The Department of Music warmly congratulates DMA candidate Christopher Trapani who has been awarded a 2016-17 Rome Prize from the American Academy in Rome. 

The Rome Prize is "awarded to about thirty emerging artists and scholars who represent the highest standard of excellence and who are in the early or middle stages of their working lives."  Mr. Trapani is the second Columbia DMA student to win the Rome Prize in as many years. 

Learn more about Mr. Trapani and his music at:

http://christophertrapani.com/

A composer with a genuine international trajectory, Christopher Trapani maintains an active career in the United States, the United Kingdom, and in Continental Europe. Commissions have come from the BBC, the JACK Quartet, and Radio France, and his works have been recently heard at Carnegie Hall, the Southbank Centre, IRCAM, and Wigmore Hall.

Christopher’s music synthesizes disparate influences, weaving both American and European stylistic strands into a personal aesthetic that defies easy classification. Snippets of Delta Blues, Appalachian folk, dance band foxtrots, and Turkish makam can be heard alongside spectral swells and meandering canons. As in Christopher’s hometown of New Orleans, diverse traditions coexist and intermingle, swirled into a rich melting pot. Consonance is a central preoccupation; microtonality and just intonation are often employed. Timbral explorations are also manifold, from experiments with a wide range of mutes and preparations to an unusual instrumentarium, with scorings that call for electric guitar, dulcimer, qanûn, stroh violin, and retuned autoharps. Several of Christopher’s compositions bear the mark of his training in literature, influenced by novelists and poets including Thomas Pynchon, Geoff Dyer, and C. P. Cavafy. Many recent works also incorporate an idiosyncratic use of electronics, expanding the possibilities of color, pitch, and timing beyond the acoustic realm.

Christopher was born in New Orleans, Louisiana in 1980. He holds a Bachelor’s degree from Harvard, where he studied composition with Bernard Rands and poetry under Helen Vendler.
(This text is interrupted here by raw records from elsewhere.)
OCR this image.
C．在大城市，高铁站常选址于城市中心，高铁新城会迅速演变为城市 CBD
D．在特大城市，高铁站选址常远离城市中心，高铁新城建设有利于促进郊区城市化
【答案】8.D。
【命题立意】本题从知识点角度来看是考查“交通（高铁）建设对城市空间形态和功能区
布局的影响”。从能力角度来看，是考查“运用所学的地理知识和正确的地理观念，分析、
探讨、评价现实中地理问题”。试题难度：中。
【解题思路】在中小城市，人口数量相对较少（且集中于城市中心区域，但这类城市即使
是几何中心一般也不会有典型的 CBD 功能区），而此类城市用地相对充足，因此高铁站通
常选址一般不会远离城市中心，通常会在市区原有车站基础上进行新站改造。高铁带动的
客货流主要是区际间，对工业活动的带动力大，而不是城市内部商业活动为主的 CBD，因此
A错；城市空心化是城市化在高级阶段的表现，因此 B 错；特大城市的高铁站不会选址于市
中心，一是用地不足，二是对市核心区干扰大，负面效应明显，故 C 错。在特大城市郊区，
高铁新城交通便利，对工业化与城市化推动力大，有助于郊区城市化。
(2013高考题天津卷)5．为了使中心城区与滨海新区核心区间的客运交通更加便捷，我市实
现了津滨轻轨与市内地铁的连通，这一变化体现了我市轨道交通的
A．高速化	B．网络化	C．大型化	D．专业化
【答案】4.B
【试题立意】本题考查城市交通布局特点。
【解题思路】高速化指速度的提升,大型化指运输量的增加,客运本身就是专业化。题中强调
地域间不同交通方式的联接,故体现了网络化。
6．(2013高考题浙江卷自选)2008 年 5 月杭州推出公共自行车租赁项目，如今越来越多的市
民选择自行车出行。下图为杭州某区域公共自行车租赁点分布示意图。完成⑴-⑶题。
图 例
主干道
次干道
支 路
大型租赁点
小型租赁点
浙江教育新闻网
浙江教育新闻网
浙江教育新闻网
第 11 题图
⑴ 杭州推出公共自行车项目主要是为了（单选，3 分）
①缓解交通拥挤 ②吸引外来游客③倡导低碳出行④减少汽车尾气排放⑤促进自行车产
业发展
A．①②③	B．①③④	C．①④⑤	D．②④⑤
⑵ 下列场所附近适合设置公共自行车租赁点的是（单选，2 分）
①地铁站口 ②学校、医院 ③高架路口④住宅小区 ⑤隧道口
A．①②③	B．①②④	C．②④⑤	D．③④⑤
He spent most of his twenties overseas: a year in London, working on a Master’s degree at the Royal College of Music with Julian Anderson; a year in Istanbul, studying microtonality in Ottoman music on a Fulbright grant; and seven years in Paris, where he studied with Philippe Leroux and worked at IRCAM, both on the composition cursus and later on a musical research residency.
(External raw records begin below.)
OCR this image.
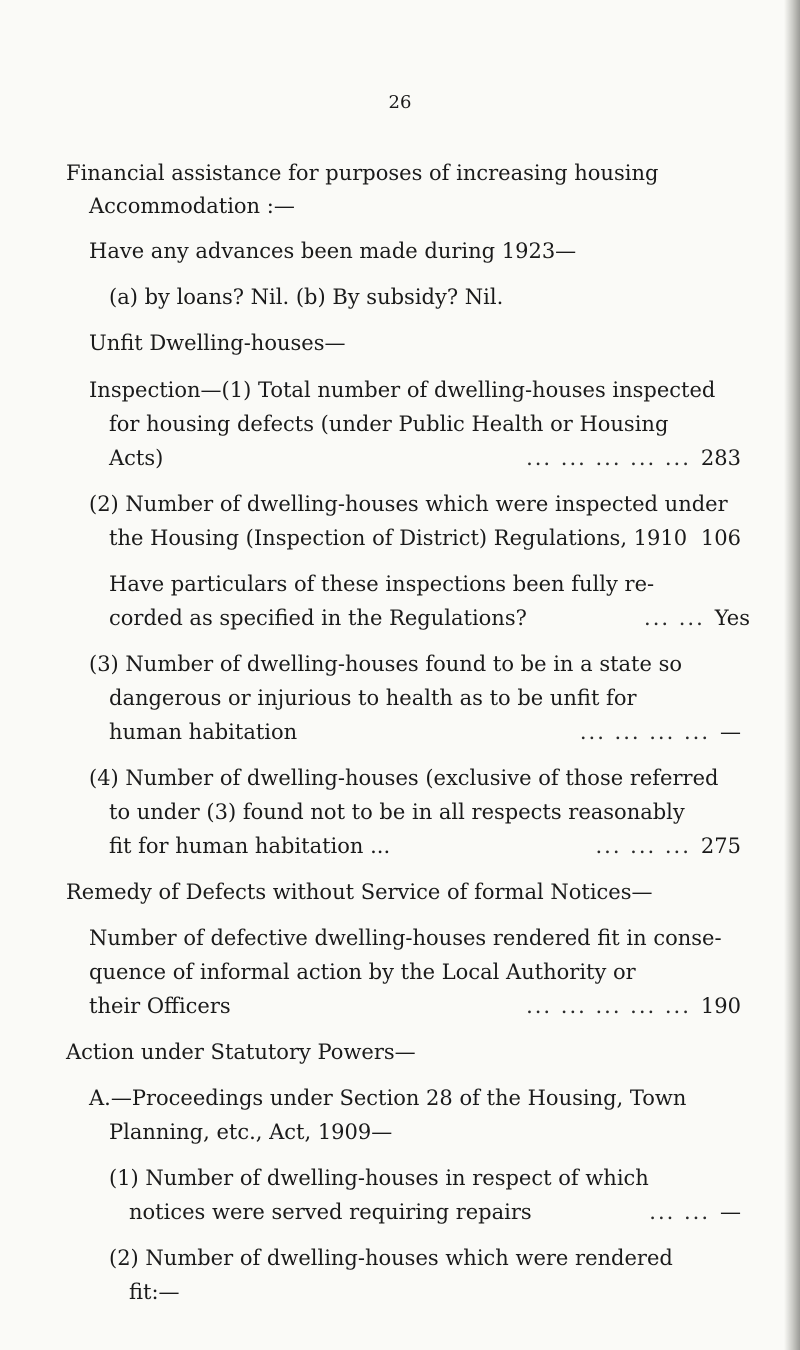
26
Financial assistance for purposes of increasing housing
Accommodation :—
Have any advances been made during 1923—
(a) by loans? Nil. (b) By subsidy? Nil.
Unfit Dwelling-houses—
Inspection—(1) Total number of dwelling-houses inspected
for housing defects (under Public Health or Housing
Acts)	... ... ... ... ... 283
(2) Number of dwelling-houses which were inspected under
the Housing (Inspection of District) Regulations, 1910 106
Have particulars of these inspections been fully re-
corded as specified in the Regulations?	... ... Yes
(3) Number of dwelling-houses found to be in a state so
dangerous or injurious to health as to be unfit for
human habitation	... ... ... ... —
(4) Number of dwelling-houses (exclusive of those referred
to under (3) found not to be in all respects reasonably
fit for human habitation ...	... ... ... 275
Remedy of Defects without Service of formal Notices—
Number of defective dwelling-houses rendered fit in conse-
quence of informal action by the Local Authority or
their Officers	... ... ... ... ... 190
Action under Statutory Powers—
A.—Proceedings under Section 28 of the Housing, Town
Planning, etc., Act, 1909—
(1) Number of dwelling-houses in respect of which
notices were served requiring repairs	... ... —
(2) Number of dwelling-houses which were rendered
fit:—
Christopher is currently based in New York City, where he has worked on a doctorate at Columbia University, studying with Tristan Murail, Georg Friedrich Haas, Fred Lerdahl, and George Lewis.

Christopher is the winner of the 2016 Rome Prize, as well as the 2007 Gaudeamus Prize, the first American in over 30 years to win the international young composers’ award. Other recent honors include an award from the American Academy of Arts and Letters (2015), a nomination for a British Composers Award (2014), and a grant from the French-American Cultural Exchange (FACE) towards a new piece for ICE and Ensemble L’Itinéraire. He has also won the Julius F. Ježek Prize (2013), three Morton Gould Young Composers Awards from ASCAP (2005, 2006, and the Leo Kaplan Award in 2009), and a BMI Student Composer Award (2006). His scores have been performed by ICTUS, Ensemble Modern, the Nouvel Ensemble Moderne, Nieuw Ensemble, Asko Ensemble, Ensemble L’Itinéraire, Ensemble Orchestral Contemporain, Ensemble Mosaik, Talea Ensemble, Argento Ensemble, Wet Ink, Earplay, Yarn/Wire, Atlas Ensemble, pianists Sergey Schepkin and Marilyn Nonken, and the American Composers Orchestra.
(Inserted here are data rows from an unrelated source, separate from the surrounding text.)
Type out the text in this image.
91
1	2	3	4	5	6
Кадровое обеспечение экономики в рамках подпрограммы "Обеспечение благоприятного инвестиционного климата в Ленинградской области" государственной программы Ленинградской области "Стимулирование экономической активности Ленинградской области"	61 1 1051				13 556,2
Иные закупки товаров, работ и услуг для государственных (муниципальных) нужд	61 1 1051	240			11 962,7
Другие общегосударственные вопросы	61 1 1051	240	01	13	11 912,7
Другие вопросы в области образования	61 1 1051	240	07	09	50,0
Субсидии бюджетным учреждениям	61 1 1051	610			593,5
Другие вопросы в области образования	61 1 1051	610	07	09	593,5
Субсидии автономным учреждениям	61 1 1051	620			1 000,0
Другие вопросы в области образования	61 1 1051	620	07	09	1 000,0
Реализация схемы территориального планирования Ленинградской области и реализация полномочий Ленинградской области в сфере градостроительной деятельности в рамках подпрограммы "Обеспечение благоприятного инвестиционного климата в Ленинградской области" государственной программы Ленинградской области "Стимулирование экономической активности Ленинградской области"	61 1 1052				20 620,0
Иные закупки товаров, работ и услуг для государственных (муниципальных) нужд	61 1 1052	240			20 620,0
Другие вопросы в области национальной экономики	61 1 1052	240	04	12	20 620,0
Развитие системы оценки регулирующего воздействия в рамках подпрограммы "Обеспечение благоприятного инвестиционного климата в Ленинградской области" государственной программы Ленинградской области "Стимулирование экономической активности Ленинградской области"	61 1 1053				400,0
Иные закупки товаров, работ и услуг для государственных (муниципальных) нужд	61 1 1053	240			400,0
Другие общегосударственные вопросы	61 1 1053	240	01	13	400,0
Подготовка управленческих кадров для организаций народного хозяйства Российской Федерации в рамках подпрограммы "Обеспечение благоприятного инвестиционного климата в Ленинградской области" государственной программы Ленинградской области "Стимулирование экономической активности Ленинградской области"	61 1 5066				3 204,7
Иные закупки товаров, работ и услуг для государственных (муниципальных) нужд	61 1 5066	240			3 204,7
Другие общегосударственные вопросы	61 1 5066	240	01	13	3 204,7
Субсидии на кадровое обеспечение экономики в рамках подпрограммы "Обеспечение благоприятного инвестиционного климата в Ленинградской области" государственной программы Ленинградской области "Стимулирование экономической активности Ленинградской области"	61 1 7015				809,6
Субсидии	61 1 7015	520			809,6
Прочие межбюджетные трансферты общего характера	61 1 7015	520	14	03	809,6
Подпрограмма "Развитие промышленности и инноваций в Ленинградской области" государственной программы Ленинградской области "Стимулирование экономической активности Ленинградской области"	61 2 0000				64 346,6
tIn March 2011, Christopher was featured in a portrait concert on the Philharmonia Orchestra’s Music of Today series at the Royal Festival Hall in London. His music has also been programmed in international festivals such as the Venice Biennale, Ultraschall Festival in Berlin, Musica Nova Helsinki, and IRCAM’s festival Agora. He has held residencies at Copland House (New York), Récollets (Paris), and Cité Internationale des Arts (Paris), and was a 2013-15 fellow at Akademie Schloss Solitude (Stuttgart).

Recent and upcoming projects include a commission for the Quatuor Béla and GRAME in Lyon, a new orchestral work for the BBC Scottish Symphony Orchestra, a commission for orchestra and electronics (IRCAM) for the Orchestre Philharmonique de Radio France and Festival Présences 2015, and a new work for Ensemble Modern for the 2015 cresc… Biennial for Modern Music in Frankfurt.